Regulatory agencies increasingly demand contextually relevant, reproducible, and validated data, and AI-only workflows often fall short without iterative feedback from experimental results. This makes wet lab validation not just a formality, but a strategic necessity in the development pipeline.

Our Immunology CRO services are built around validating both AI-derived and traditional molecules. The difference rests only in the source of the model; our workflow brings the same rigour and quality to both, but with the added advantage of higher throughput, screening thousands of AI-generated candidates to find the most promising therapeutic.

Challenges and Ethical Considerations

As AI becomes increasingly integral to drug design, it brings both transformative potential and complex challenges. While AI can enhance accuracy by drawing from vast datasets, the current landscape is hindered by limited, inconsistent, and often low-quality data. This affects not only prediction reliability but also transparency, especially when models generate outputs not grounded in real evidence, commonly referred to as AI hallucinations.

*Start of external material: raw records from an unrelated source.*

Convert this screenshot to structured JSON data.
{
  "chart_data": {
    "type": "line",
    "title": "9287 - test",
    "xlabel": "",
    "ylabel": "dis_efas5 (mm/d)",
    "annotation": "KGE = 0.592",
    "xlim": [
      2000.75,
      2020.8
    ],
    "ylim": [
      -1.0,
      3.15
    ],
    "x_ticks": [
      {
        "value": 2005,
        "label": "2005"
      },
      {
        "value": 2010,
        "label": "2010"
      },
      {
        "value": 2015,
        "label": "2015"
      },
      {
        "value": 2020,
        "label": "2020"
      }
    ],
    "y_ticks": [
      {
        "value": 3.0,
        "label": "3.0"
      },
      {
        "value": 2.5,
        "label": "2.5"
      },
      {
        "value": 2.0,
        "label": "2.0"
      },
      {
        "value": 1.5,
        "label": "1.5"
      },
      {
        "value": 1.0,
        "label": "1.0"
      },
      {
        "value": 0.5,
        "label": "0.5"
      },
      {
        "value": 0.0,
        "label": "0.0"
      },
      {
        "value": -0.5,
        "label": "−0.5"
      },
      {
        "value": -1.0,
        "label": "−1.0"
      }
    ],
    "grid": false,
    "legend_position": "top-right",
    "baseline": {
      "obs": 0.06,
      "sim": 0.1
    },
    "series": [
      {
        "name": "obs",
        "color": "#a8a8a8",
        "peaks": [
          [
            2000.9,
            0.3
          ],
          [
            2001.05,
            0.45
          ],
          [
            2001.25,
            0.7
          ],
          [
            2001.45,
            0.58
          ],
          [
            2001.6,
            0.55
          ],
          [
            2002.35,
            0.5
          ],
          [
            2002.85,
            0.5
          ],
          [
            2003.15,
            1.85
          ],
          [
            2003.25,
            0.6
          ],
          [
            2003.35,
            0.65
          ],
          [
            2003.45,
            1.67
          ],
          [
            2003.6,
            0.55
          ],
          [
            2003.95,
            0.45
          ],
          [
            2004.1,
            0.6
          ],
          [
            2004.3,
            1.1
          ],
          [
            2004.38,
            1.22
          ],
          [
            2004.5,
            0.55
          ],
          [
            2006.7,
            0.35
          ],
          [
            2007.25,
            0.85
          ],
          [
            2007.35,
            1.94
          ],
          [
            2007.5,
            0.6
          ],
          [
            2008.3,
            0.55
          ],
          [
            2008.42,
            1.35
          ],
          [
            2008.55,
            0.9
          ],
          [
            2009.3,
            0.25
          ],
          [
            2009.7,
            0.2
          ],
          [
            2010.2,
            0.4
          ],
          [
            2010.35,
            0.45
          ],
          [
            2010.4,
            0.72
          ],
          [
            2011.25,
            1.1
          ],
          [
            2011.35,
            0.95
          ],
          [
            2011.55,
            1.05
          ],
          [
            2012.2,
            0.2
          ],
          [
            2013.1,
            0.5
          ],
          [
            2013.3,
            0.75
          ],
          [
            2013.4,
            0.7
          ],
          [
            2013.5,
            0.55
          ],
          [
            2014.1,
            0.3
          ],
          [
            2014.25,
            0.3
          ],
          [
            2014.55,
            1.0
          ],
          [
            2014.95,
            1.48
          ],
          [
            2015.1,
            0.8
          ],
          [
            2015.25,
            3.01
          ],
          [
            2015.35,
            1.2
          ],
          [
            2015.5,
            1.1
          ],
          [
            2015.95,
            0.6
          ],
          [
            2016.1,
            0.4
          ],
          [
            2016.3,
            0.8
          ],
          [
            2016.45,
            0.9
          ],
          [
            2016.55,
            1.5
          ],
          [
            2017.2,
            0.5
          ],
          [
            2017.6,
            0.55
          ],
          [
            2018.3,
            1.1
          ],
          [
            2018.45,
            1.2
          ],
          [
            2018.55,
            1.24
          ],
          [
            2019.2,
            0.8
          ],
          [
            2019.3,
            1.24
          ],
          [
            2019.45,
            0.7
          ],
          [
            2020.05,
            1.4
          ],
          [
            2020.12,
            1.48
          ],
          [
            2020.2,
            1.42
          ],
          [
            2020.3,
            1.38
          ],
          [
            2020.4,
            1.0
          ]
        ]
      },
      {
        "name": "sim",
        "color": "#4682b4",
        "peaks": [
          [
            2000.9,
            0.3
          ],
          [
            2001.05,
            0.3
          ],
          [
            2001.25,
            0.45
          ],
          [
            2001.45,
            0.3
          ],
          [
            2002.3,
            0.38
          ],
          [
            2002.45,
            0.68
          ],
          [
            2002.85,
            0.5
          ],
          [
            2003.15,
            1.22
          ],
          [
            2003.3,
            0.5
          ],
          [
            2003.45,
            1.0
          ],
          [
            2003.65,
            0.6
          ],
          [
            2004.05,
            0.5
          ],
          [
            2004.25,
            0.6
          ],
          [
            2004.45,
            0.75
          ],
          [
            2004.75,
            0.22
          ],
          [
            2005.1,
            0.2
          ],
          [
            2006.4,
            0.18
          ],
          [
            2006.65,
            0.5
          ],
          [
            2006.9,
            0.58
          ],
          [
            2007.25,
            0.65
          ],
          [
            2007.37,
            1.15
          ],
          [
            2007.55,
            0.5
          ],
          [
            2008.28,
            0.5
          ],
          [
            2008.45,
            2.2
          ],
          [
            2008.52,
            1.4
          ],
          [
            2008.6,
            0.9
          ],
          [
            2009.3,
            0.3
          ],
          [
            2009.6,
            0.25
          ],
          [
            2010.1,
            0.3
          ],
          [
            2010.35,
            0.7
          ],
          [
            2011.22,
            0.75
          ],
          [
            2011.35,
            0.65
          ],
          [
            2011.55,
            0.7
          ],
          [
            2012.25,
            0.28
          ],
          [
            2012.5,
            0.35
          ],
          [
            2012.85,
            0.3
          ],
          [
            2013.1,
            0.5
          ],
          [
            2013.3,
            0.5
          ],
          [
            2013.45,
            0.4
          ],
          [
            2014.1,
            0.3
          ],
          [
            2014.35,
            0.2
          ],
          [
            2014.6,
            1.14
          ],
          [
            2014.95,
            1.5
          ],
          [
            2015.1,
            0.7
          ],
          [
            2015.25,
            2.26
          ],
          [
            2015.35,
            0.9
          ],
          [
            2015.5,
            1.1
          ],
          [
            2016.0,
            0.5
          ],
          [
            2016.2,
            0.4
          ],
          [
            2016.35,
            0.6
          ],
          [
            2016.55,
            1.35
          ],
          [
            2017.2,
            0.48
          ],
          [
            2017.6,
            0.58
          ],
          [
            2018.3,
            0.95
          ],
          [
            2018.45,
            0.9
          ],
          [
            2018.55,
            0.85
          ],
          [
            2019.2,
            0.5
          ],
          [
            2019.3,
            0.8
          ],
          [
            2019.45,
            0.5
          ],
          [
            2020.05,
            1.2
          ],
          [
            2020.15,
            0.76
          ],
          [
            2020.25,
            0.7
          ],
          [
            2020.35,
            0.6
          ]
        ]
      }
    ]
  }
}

To mitigate this, the use of high-quality, diverse datasets is essential.

Bias is another critical issue. AI systems trained on unbalanced or incomplete data may inherit and amplify existing biases, leading to skewed results and reduced trust. Ethical concerns also arise, particularly around accountability, especially when AI is used to inform decisions about human health. Ensuring that AI systems are transparent and interpretable is vital for their acceptance by healthcare professionals.

Data privacy and security are equally important. AI-driven drug discovery often involves sensitive patient and clinical data, which must be protected to comply with regulations and prevent unauthorised access. Compounding these challenges is the lack of clear regulatory frameworks. As AI is still a relatively new tool in drug development, policies are evolving, and this uncertainty can complicate implementation.

Another practical challenge is the gap in biological expertise among many AI companies. While they excel in computational modelling, they often lack the in-house knowledge needed to validate and develop molecules effectively. This is where partnerships with CROs (like RoukenBio) become invaluable; not only do they provide wet-lab facilities, but they also offer experience, scientific leadership and guidance, helping AI drug developers navigate validation, regulatory expectations, and ethical standards.

Despite these hurdles, AI is reshaping the drug discovery landscape. Researchers and developers must adapt to this shift, leveraging partnerships and robust data practices to optimise time, resources, and future patient outcomes.

Future Outlook: Autonomous Drug Design and Personalised Biologics

The future of drug discovery lies in the synergy between AI and wet lab expertise. Autonomous drug design is on the horizon, promising personalised biologics tailored to individual patients. By leveraging patient-specific data such as genomic sequences, proteomic signatures, and immune markers, AI has the potential to design biologics that offer higher efficacy, reduced side effects, and improved long-term outcomes. As AI technologies mature, the role of R&D partners with a deep understanding of both computation and experimentation will be more important than ever. 

The ability to translate digital designs into viable, scalable treatments will define the next generation of drug development. In this evolving landscape, organisations that combine high-throughput lab capabilities, biological insight, and AI fluency will be best positioned to lead. The shift toward autonomous and personalised therapeutics is not just a technological evolution; it’s a strategic transformation in how we approach human health.